= Stiven De Johnston =

Stiven De Johnston is said to have been the founder of the Johnsons of Hilton.

== Life ==
Stiven is first recorded in a genealogical account of the Johnsons of Hilton. He is said to have lived during the reign of King David II, meaning that he was alive between 1331 and 1368. Johnston lived in Aberdeenshire, Scotland during this time. He is said to have been the brother of the laird of Johnston considering that he shared the same surname and was later able to procure a position of power in Aberdeenshire. Throughout his life he was known as the "clerk" due to his love of knowledge and research. His knowledge earned him a secretary position to the Earl of Mar during this period of time.

== Marriage ==
Stiven de Johnston married to Margaret, the heiress of the Garioch. Through his marriage he obtained a variety of land including Caskieben, Crimond, and Kinburn. He renamed the lands that he obtained as Johnston. This started the Johnston aristocracy in Aberdeenshire.

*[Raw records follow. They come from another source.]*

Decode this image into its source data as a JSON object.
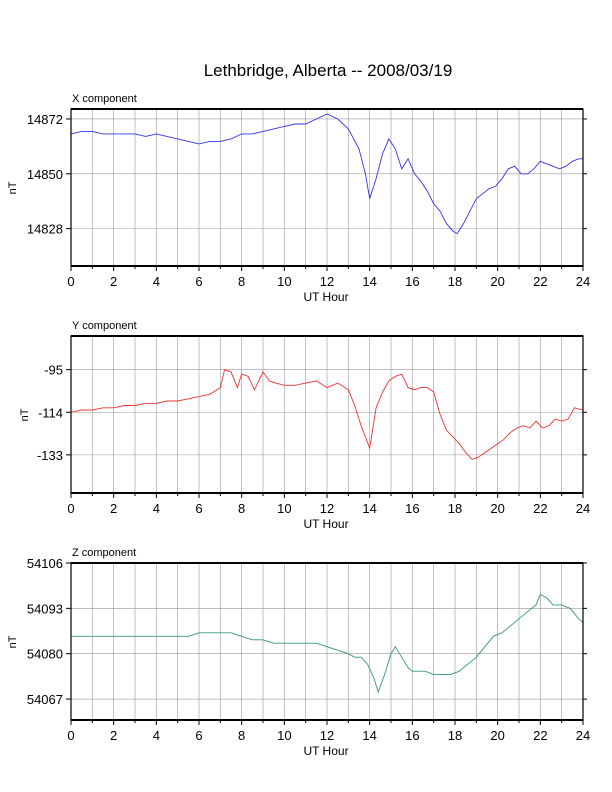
{
  "figure": {
    "title": "Lethbridge, Alberta -- 2008/03/19"
  },
  "chart_data": [
    {
      "type": "line",
      "panel_title": "X component",
      "xlabel": "UT Hour",
      "ylabel": "nT",
      "xlim": [
        0,
        24
      ],
      "ylim": [
        14813,
        14876
      ],
      "xticks": [
        "0",
        "2",
        "4",
        "6",
        "8",
        "10",
        "12",
        "14",
        "16",
        "18",
        "20",
        "22",
        "24"
      ],
      "yticks": [
        "14872",
        "14850",
        "14828"
      ],
      "ytick_values": [
        14872,
        14850,
        14828
      ],
      "grid": true,
      "color": "#3333ee",
      "x": [
        0,
        0.5,
        1,
        1.5,
        2,
        2.5,
        3,
        3.5,
        4,
        4.5,
        5,
        5.5,
        6,
        6.5,
        7,
        7.5,
        8,
        8.5,
        9,
        9.5,
        10,
        10.5,
        11,
        11.5,
        12,
        12.5,
        13,
        13.5,
        13.8,
        14,
        14.3,
        14.6,
        14.9,
        15.2,
        15.5,
        15.8,
        16.1,
        16.4,
        16.7,
        17,
        17.3,
        17.6,
        17.9,
        18.1,
        18.4,
        18.7,
        19,
        19.3,
        19.6,
        19.9,
        20.2,
        20.5,
        20.8,
        21.1,
        21.4,
        21.7,
        22,
        22.3,
        22.6,
        22.9,
        23.2,
        23.5,
        23.8,
        24
      ],
      "values": [
        14866,
        14867,
        14867,
        14866,
        14866,
        14866,
        14866,
        14865,
        14866,
        14865,
        14864,
        14863,
        14862,
        14863,
        14863,
        14864,
        14866,
        14866,
        14867,
        14868,
        14869,
        14870,
        14870,
        14872,
        14874,
        14872,
        14868,
        14860,
        14850,
        14840,
        14848,
        14858,
        14864,
        14860,
        14852,
        14856,
        14850,
        14847,
        14843,
        14838,
        14835,
        14830,
        14827,
        14826,
        14830,
        14835,
        14840,
        14842,
        14844,
        14845,
        14848,
        14852,
        14853,
        14850,
        14850,
        14852,
        14855,
        14854,
        14853,
        14852,
        14853,
        14855,
        14856,
        14856
      ]
    },
    {
      "type": "line",
      "panel_title": "Y component",
      "xlabel": "UT Hour",
      "ylabel": "nT",
      "xlim": [
        0,
        24
      ],
      "ylim": [
        -150,
        -80
      ],
      "xticks": [
        "0",
        "2",
        "4",
        "6",
        "8",
        "10",
        "12",
        "14",
        "16",
        "18",
        "20",
        "22",
        "24"
      ],
      "yticks": [
        "-95",
        "-114",
        "-133"
      ],
      "ytick_values": [
        -95,
        -114,
        -133
      ],
      "grid": true,
      "color": "#ee3333",
      "x": [
        0,
        0.5,
        1,
        1.5,
        2,
        2.5,
        3,
        3.5,
        4,
        4.5,
        5,
        5.5,
        6,
        6.5,
        7,
        7.2,
        7.5,
        7.8,
        8,
        8.3,
        8.6,
        9,
        9.3,
        9.6,
        10,
        10.5,
        11,
        11.5,
        12,
        12.5,
        13,
        13.3,
        13.6,
        14,
        14.3,
        14.6,
        14.9,
        15.2,
        15.5,
        15.8,
        16.1,
        16.4,
        16.7,
        17,
        17.3,
        17.6,
        17.9,
        18.2,
        18.5,
        18.8,
        19.1,
        19.4,
        19.7,
        20,
        20.3,
        20.6,
        20.9,
        21.2,
        21.5,
        21.8,
        22.1,
        22.4,
        22.7,
        23,
        23.3,
        23.6,
        24
      ],
      "values": [
        -114,
        -113,
        -113,
        -112,
        -112,
        -111,
        -111,
        -110,
        -110,
        -109,
        -109,
        -108,
        -107,
        -106,
        -103,
        -95,
        -96,
        -103,
        -97,
        -98,
        -104,
        -96,
        -100,
        -101,
        -102,
        -102,
        -101,
        -100,
        -103,
        -101,
        -104,
        -111,
        -120,
        -130,
        -112,
        -105,
        -100,
        -98,
        -97,
        -103,
        -104,
        -103,
        -103,
        -105,
        -115,
        -122,
        -125,
        -128,
        -132,
        -135,
        -134,
        -132,
        -130,
        -128,
        -126,
        -123,
        -121,
        -120,
        -121,
        -118,
        -121,
        -120,
        -117,
        -118,
        -117,
        -112,
        -113
      ]
    },
    {
      "type": "line",
      "panel_title": "Z component",
      "xlabel": "UT Hour",
      "ylabel": "nT",
      "xlim": [
        0,
        24
      ],
      "ylim": [
        54061,
        54106
      ],
      "xticks": [
        "0",
        "2",
        "4",
        "6",
        "8",
        "10",
        "12",
        "14",
        "16",
        "18",
        "20",
        "22",
        "24"
      ],
      "yticks": [
        "54106",
        "54093",
        "54080",
        "54067"
      ],
      "ytick_values": [
        54106,
        54093,
        54080,
        54067
      ],
      "grid": true,
      "color": "#339966",
      "x": [
        0,
        0.5,
        1,
        1.5,
        2,
        2.5,
        3,
        3.5,
        4,
        4.5,
        5,
        5.5,
        6,
        6.5,
        7,
        7.5,
        8,
        8.5,
        9,
        9.5,
        10,
        10.5,
        11,
        11.5,
        12,
        12.5,
        13,
        13.3,
        13.6,
        13.9,
        14.2,
        14.4,
        14.7,
        15,
        15.2,
        15.5,
        15.8,
        16,
        16.3,
        16.6,
        17,
        17.4,
        17.8,
        18.2,
        18.6,
        19,
        19.4,
        19.8,
        20.2,
        20.6,
        21,
        21.4,
        21.8,
        22,
        22.3,
        22.6,
        23,
        23.4,
        23.8,
        24
      ],
      "values": [
        54085,
        54085,
        54085,
        54085,
        54085,
        54085,
        54085,
        54085,
        54085,
        54085,
        54085,
        54085,
        54086,
        54086,
        54086,
        54086,
        54085,
        54084,
        54084,
        54083,
        54083,
        54083,
        54083,
        54083,
        54082,
        54081,
        54080,
        54079,
        54079,
        54077,
        54073,
        54069,
        54074,
        54080,
        54082,
        54079,
        54076,
        54075,
        54075,
        54075,
        54074,
        54074,
        54074,
        54075,
        54077,
        54079,
        54082,
        54085,
        54086,
        54088,
        54090,
        54092,
        54094,
        54097,
        54096,
        54094,
        54094,
        54093,
        54090,
        54089
      ]
    }
  ]
}
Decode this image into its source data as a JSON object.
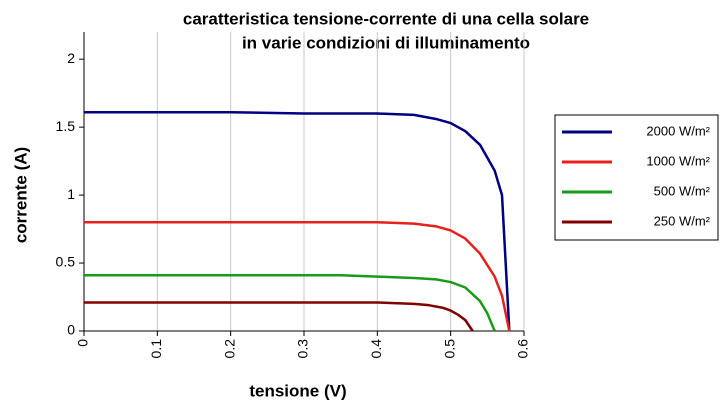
{
  "chart_data": {
    "type": "line",
    "title": [
      "caratteristica tensione-corrente di una cella solare",
      "in varie condizioni di illuminamento"
    ],
    "x_label": "tensione (V)",
    "y_label": "corrente (A)",
    "xlim": [
      0,
      0.6
    ],
    "xticks": [
      0,
      0.1,
      0.2,
      0.3,
      0.4,
      0.5,
      0.6
    ],
    "ylim": [
      0,
      2.2
    ],
    "yticks": [
      0,
      0.5,
      1,
      1.5,
      2
    ],
    "grid": "x",
    "legend": "right",
    "series": [
      {
        "name": "2000 W/m²",
        "color": "#000080",
        "x": [
          0,
          0.1,
          0.2,
          0.3,
          0.4,
          0.45,
          0.48,
          0.5,
          0.52,
          0.54,
          0.56,
          0.57,
          0.575,
          0.58
        ],
        "values": [
          1.61,
          1.61,
          1.61,
          1.6,
          1.6,
          1.59,
          1.56,
          1.53,
          1.47,
          1.37,
          1.18,
          1.0,
          0.5,
          0
        ]
      },
      {
        "name": "1000 W/m²",
        "color": "#e8201c",
        "x": [
          0,
          0.1,
          0.2,
          0.3,
          0.4,
          0.45,
          0.48,
          0.5,
          0.52,
          0.54,
          0.56,
          0.57,
          0.58
        ],
        "values": [
          0.8,
          0.8,
          0.8,
          0.8,
          0.8,
          0.79,
          0.77,
          0.74,
          0.68,
          0.57,
          0.4,
          0.26,
          0
        ]
      },
      {
        "name": "500 W/m²",
        "color": "#1a9a1a",
        "x": [
          0,
          0.1,
          0.2,
          0.3,
          0.35,
          0.4,
          0.45,
          0.48,
          0.5,
          0.52,
          0.54,
          0.55,
          0.56
        ],
        "values": [
          0.41,
          0.41,
          0.41,
          0.41,
          0.41,
          0.4,
          0.39,
          0.38,
          0.36,
          0.32,
          0.22,
          0.13,
          0
        ]
      },
      {
        "name": "250 W/m²",
        "color": "#800000",
        "x": [
          0,
          0.1,
          0.2,
          0.3,
          0.4,
          0.45,
          0.47,
          0.49,
          0.5,
          0.51,
          0.52,
          0.53
        ],
        "values": [
          0.21,
          0.21,
          0.21,
          0.21,
          0.21,
          0.2,
          0.19,
          0.17,
          0.15,
          0.12,
          0.08,
          0
        ]
      }
    ]
  }
}
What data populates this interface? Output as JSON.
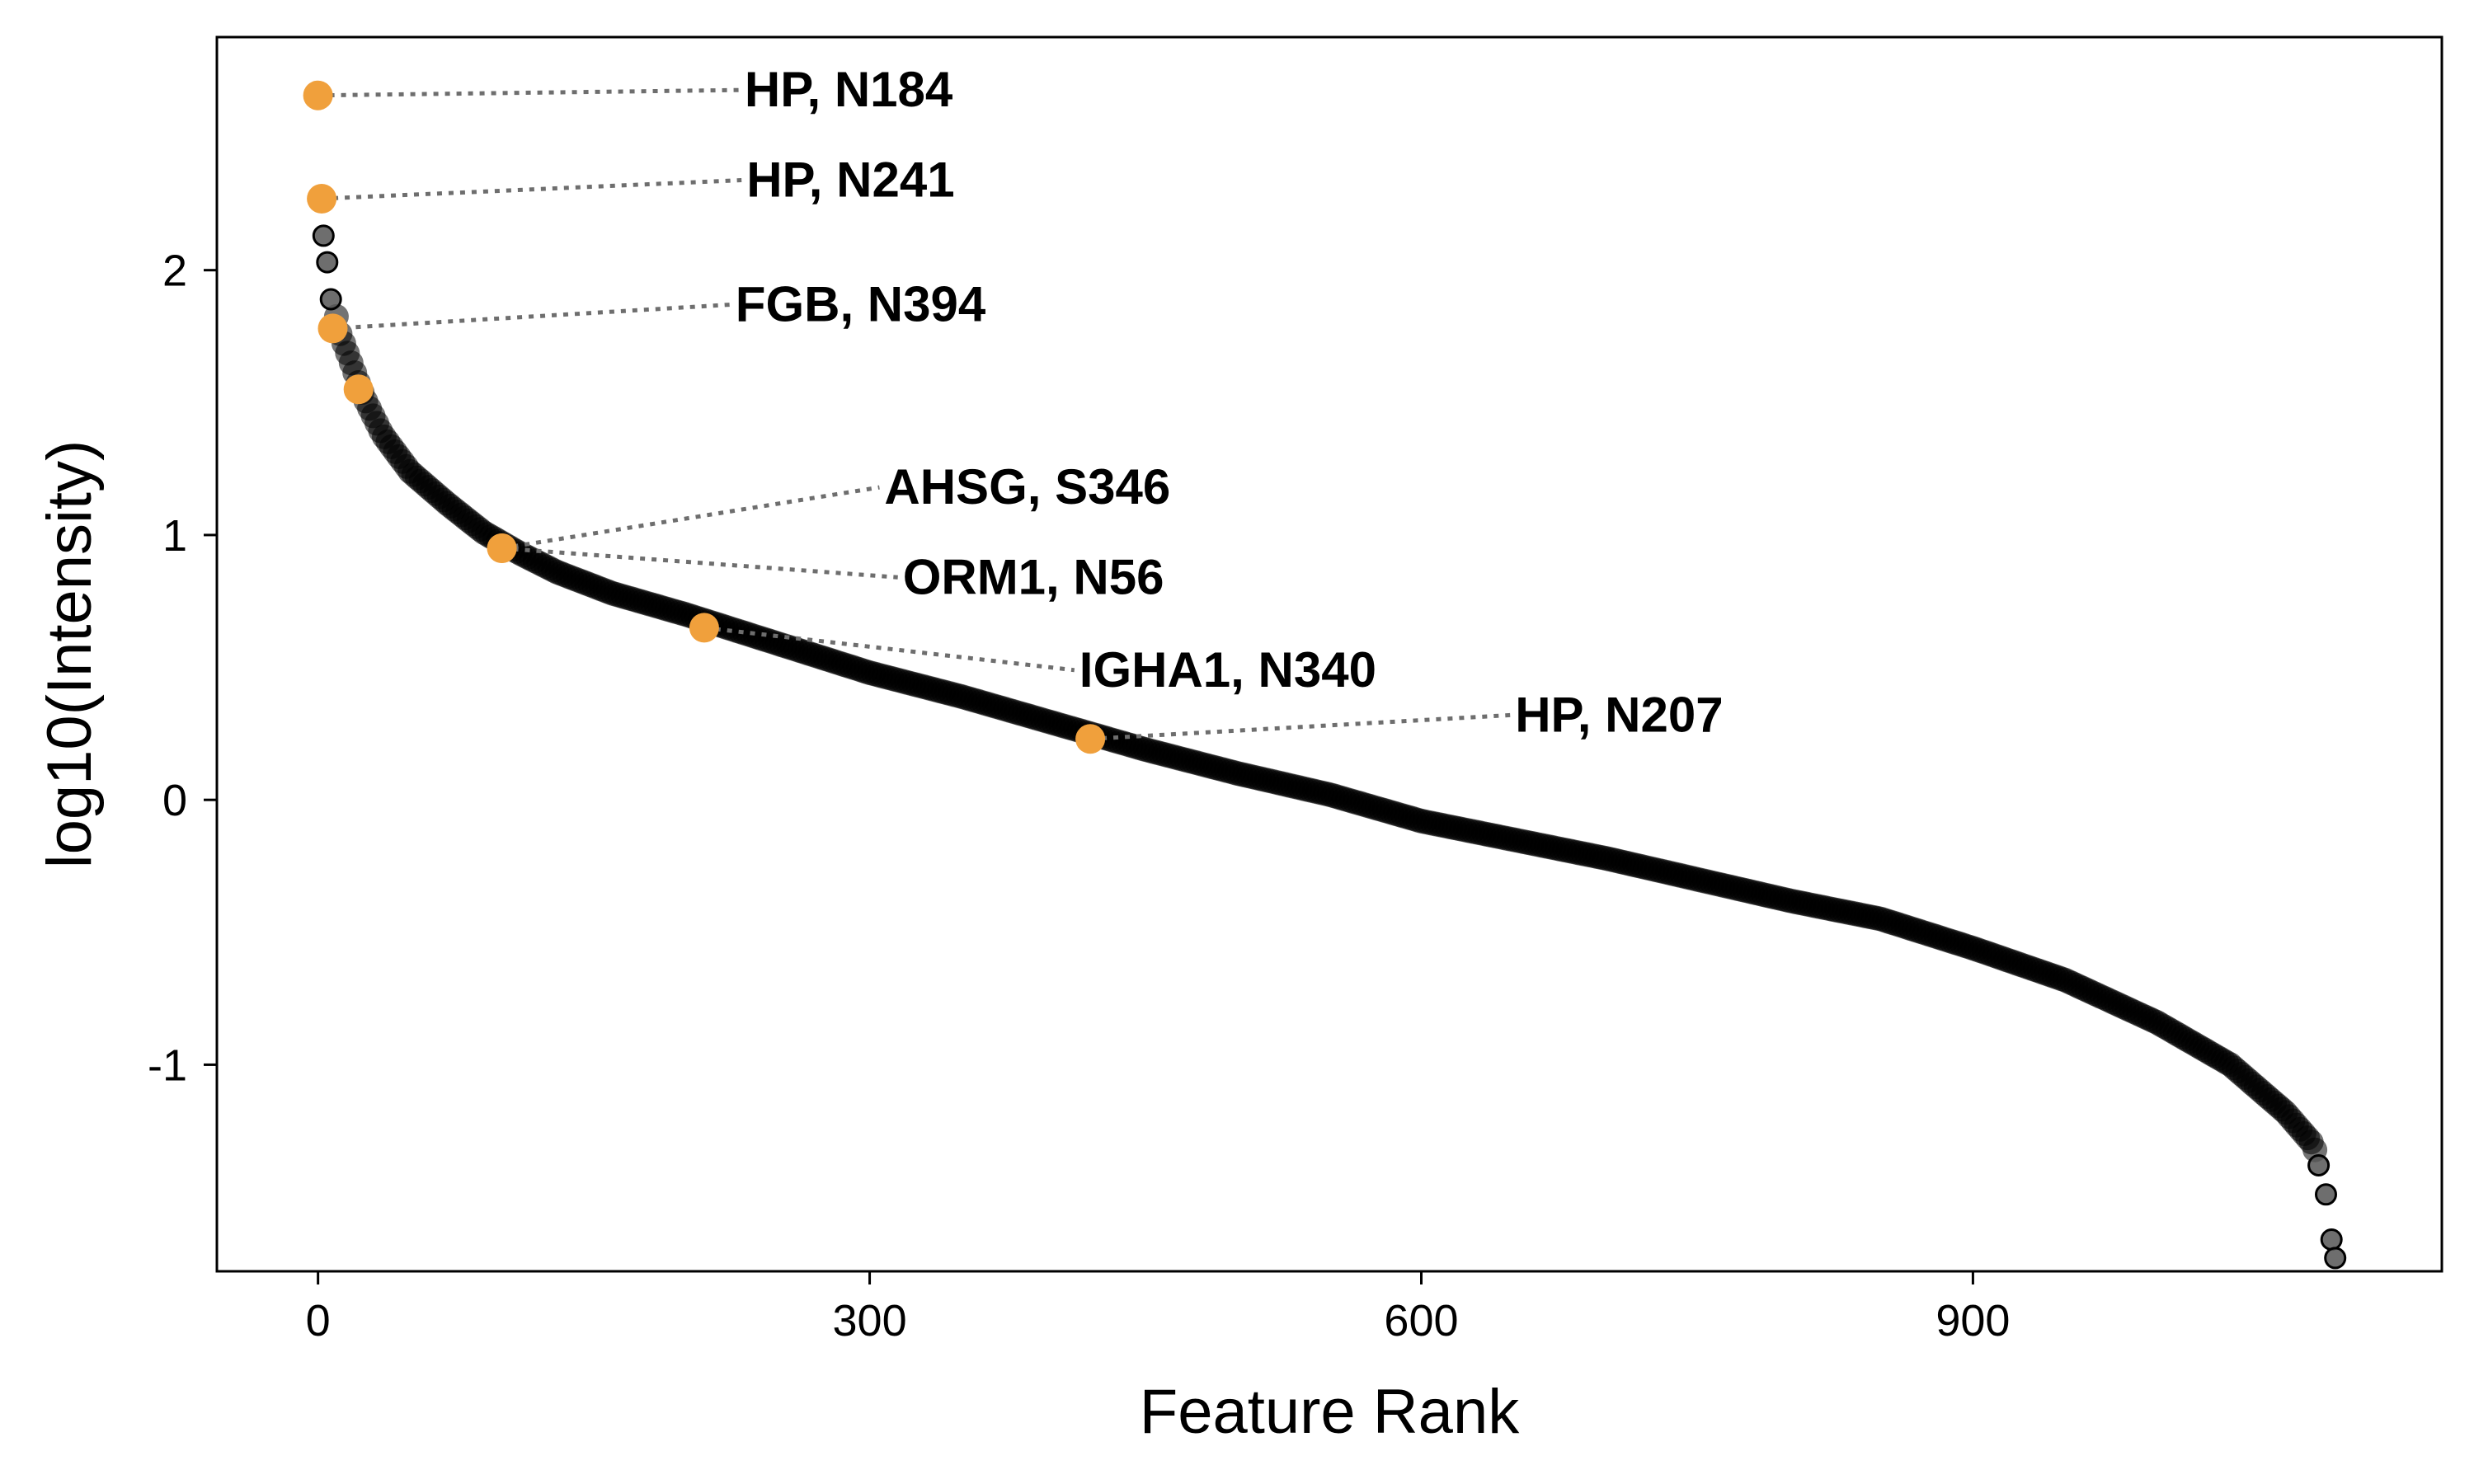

Their marriage produced multiple offspring including John de Johnston who later went on to rule the family as a patriarch following the death of Stiven de Johnston.

== Legacy ==
Stiven de Johnston is considered to have started the Johnstons of Hilton clan in eastern and northern Scotland, although there is still some debate as the Johnstons of Hilton name at Hutton Hall was not formally adopted until the 17th century. Considering that Stiven de Johnston was the first recorded property owner in Aberdeenshire with a last name of Johnston along with the substantial amount of land that he owned began the creation of multiple Johnston Scottish clans which later spread throughout Scotland. His role as a patriarch through the acquisition of Scottish lands allowed the Johnston surname to spread through areas other than just the lowlands.